Wednesday, December 23, 2009

How much can you learn in 24 hours?


If you've checked any of my family member's blogs you have probably heard our heifer had her calf. Well, she had it. This afternoon it started showing signs of pneumonia and not long after that it ended up dieing. Even when it was first delivered it did not make any effort to raise itself and we probably should have warmed it up quicker than we did. We decided to leave it in the barn for an hour at least and see if its mother would get up and dry it off. Sandy the mother didn't want to get up at all and we read that early signs of milk fever can start to show soon after birth and so we suspected she might be down for that reason.

We took the little bull calf up to the house to warm it up and we thought it might recover. It was shivering a little so we covered it in blankets and it warmed up some. We milked out a little colostrum from the cow and used some powdered stuff and tried to get some down the calf but it wasn't able to suck on its own from a bottle. We tried using a save-a-kid syringe and that worked and we got about 2 quarts of colostrum down it in a few hours.

We have had some experience with milk fever in goats before and knew what to do and had the IV supplies on hand so it went quick and easy for the cow. Even if it wasn't milk fever for sure we thought we'd try it anyway to be safe. I have read that jersey cows can have more problems with milk fever because of the high milk to body weight ratio and it isn't rare to see it it soon after birth. After the (subcutaneous) injection was done the cow seemed to perk up a lot and was back to normal again.

We didn't feel we could leave the calf alone until we had fed it enough so Jonathan, Dad and I worked with it and ended up going to bed at 4:15 this morning. I had been up since 6:45 yesterday morning to get ready to go help with the sheep so I was up for about 21 hours. Probably a record for me. I chose not to look at the clock to see how late it was and nobody told me what time it was so I didn't feel too tired until about 1:30 and then was glad to get some rest when we were done. Jonathan and Dad were up every hour after that to check on the calf but I didn't wake up until it was time to go out and milk out the cow again.

This afternoon Dad and David decided to run to town (not literally) and pick up some things from Nodak and see what the vet carried for supplies.

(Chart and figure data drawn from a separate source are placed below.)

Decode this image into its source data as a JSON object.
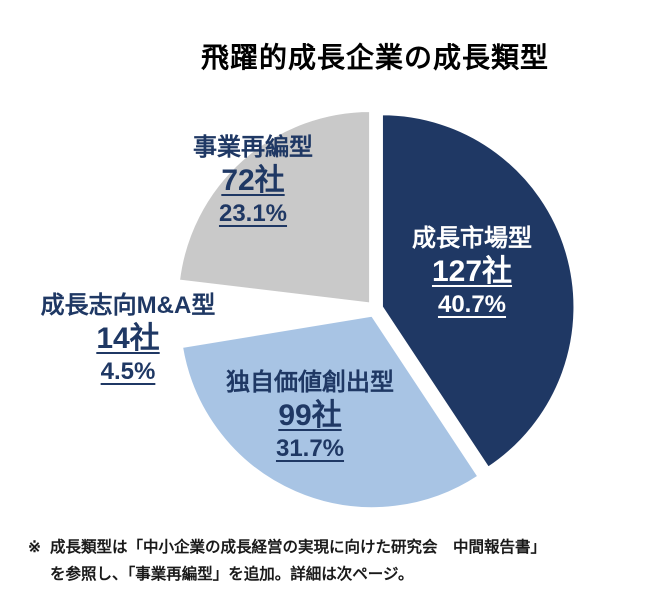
{
  "title": "飛躍的成長企業の成長類型",
  "colors": {
    "dark_navy": "#1F3864",
    "light_blue": "#A8C4E4",
    "gray": "#C9C9C9",
    "white_slice": "#FFFFFF",
    "label_text": "#1F3864",
    "label_text_on_dark": "#FFFFFF"
  },
  "chart_data": {
    "type": "pie",
    "title": "飛躍的成長企業の成長類型",
    "start_angle_deg": 0,
    "direction": "clockwise",
    "exploded": true,
    "legend": "none",
    "slices": [
      {
        "label": "成長市場型",
        "count": 127,
        "count_label": "127社",
        "percent": 40.7,
        "percent_label": "40.7%",
        "color": "#1F3864",
        "text_color": "#FFFFFF"
      },
      {
        "label": "独自価値創出型",
        "count": 99,
        "count_label": "99社",
        "percent": 31.7,
        "percent_label": "31.7%",
        "color": "#A8C4E4",
        "text_color": "#1F3864"
      },
      {
        "label": "成長志向M&A型",
        "count": 14,
        "count_label": "14社",
        "percent": 4.5,
        "percent_label": "4.5%",
        "color": "#FFFFFF",
        "text_color": "#1F3864"
      },
      {
        "label": "事業再編型",
        "count": 72,
        "count_label": "72社",
        "percent": 23.1,
        "percent_label": "23.1%",
        "color": "#C9C9C9",
        "text_color": "#1F3864"
      }
    ]
  },
  "footnote": {
    "marker": "※",
    "line1": "成長類型は「中小企業の成長経営の実現に向けた研究会　中間報告書」",
    "line2": "を参照し、「事業再編型」を追加。詳細は次ページ。"
  }
}
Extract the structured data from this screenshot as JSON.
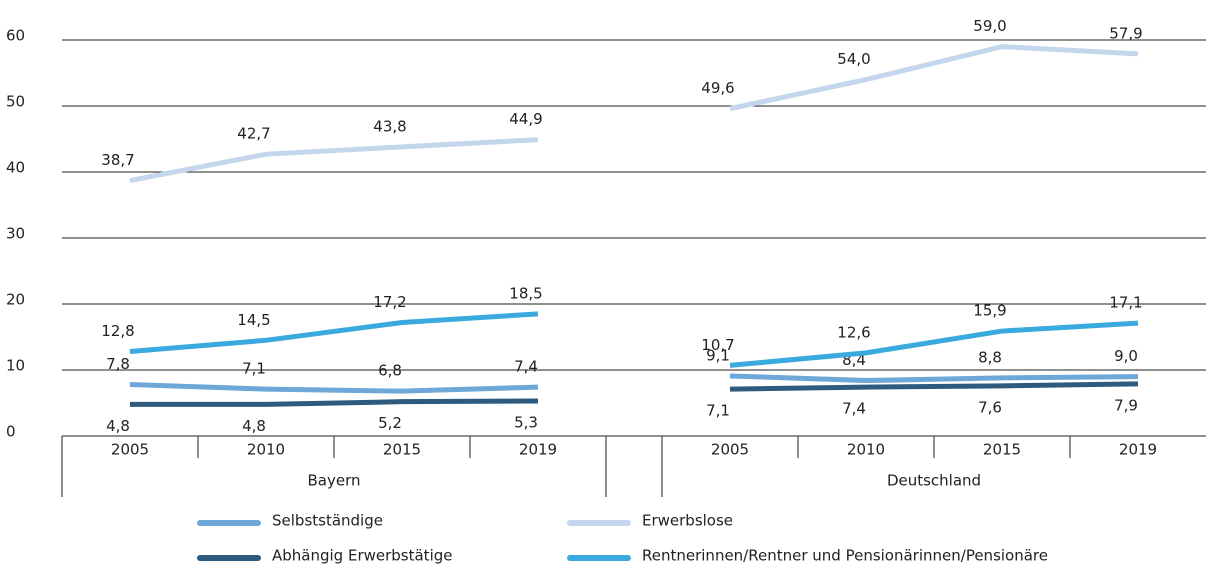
{
  "chart_data": {
    "type": "line",
    "categories": [
      "2005",
      "2010",
      "2015",
      "2019",
      null,
      "2005",
      "2010",
      "2015",
      "2019"
    ],
    "groups": [
      "Bayern",
      "Deutschland"
    ],
    "series": [
      {
        "name": "Selbstständige",
        "color": "#6ea8d9",
        "values": [
          7.8,
          7.1,
          6.8,
          7.4,
          null,
          9.1,
          8.4,
          8.8,
          9.0
        ],
        "value_labels": [
          "7,8",
          "7,1",
          "6,8",
          "7,4",
          null,
          "9,1",
          "8,4",
          "8,8",
          "9,0"
        ]
      },
      {
        "name": "Abhängig Erwerbstätige",
        "color": "#2d5b80",
        "values": [
          4.8,
          4.8,
          5.2,
          5.3,
          null,
          7.1,
          7.4,
          7.6,
          7.9
        ],
        "value_labels": [
          "4,8",
          "4,8",
          "5,2",
          "5,3",
          null,
          "7,1",
          "7,4",
          "7,6",
          "7,9"
        ]
      },
      {
        "name": "Erwerbslose",
        "color": "#c3d6ec",
        "values": [
          38.7,
          42.7,
          43.8,
          44.9,
          null,
          49.6,
          54.0,
          59.0,
          57.9
        ],
        "value_labels": [
          "38,7",
          "42,7",
          "43,8",
          "44,9",
          null,
          "49,6",
          "54,0",
          "59,0",
          "57,9"
        ]
      },
      {
        "name": "Rentnerinnen/Rentner und Pensionärinnen/Pensionäre",
        "color": "#3aaade",
        "values": [
          12.8,
          14.5,
          17.2,
          18.5,
          null,
          10.7,
          12.6,
          15.9,
          17.1
        ],
        "value_labels": [
          "12,8",
          "14,5",
          "17,2",
          "18,5",
          null,
          "10,7",
          "12,6",
          "15,9",
          "17,1"
        ]
      }
    ],
    "ylim": [
      0,
      60
    ],
    "yticks": [
      0,
      10,
      20,
      30,
      40,
      50,
      60
    ],
    "grid": true
  }
}
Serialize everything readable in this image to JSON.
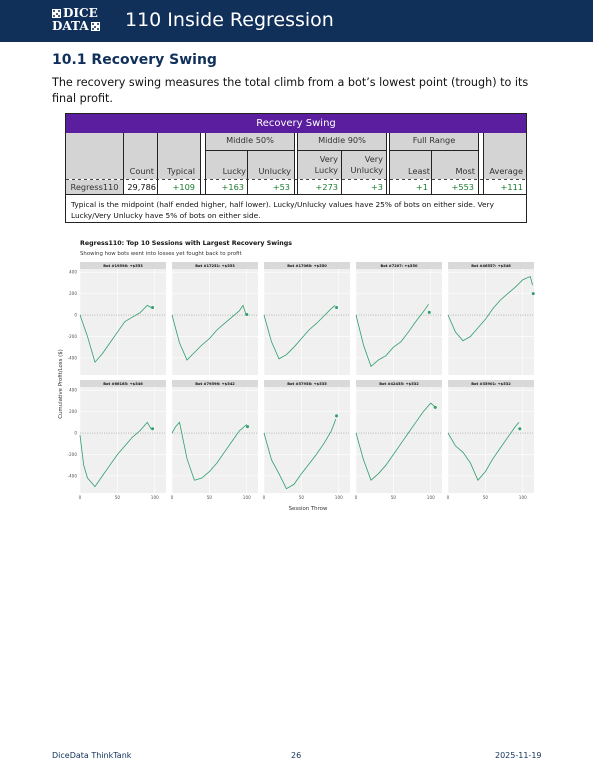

A little while after he left we saw the calf start to get a lot worse and called the store and asked them if they had seen Dad there. The owner and most of the employees know who we are and got Dad on the end of the line for us to talk to. We had looked up pneumonia and saw a we needed to have vitamin C injections to give the calf and asked him to pick that up and come back home soon. The calf died fifteen minutes before he got here so it was too late.

I guess the conclusion of the birth was:

not to calve for the first time in December, to feed a more rounded mineral supplement going up to calving and have a higher percent calcium content, warm up the calf immediately even if it is pretty warm outside, keep vitamin C injections an hand as well as everything else needed and keep learning everything you can about cows and calving.

We'll do better next time,



Anonymous said...

Another thing you could consider adding to the list is breeding the cow around the fall equinox. This is a more natural late spring birth. Cows and bulls can breed year round this is the way God created them so that they can be adapted to your climate. A good book to read that as helped me understand how all this works is: "GRASS FED CATTLE" by Julius Ruechel.

Peter said...

Yes, we will probably end up calving again a year from this comming spring. A much better time of year for young animals!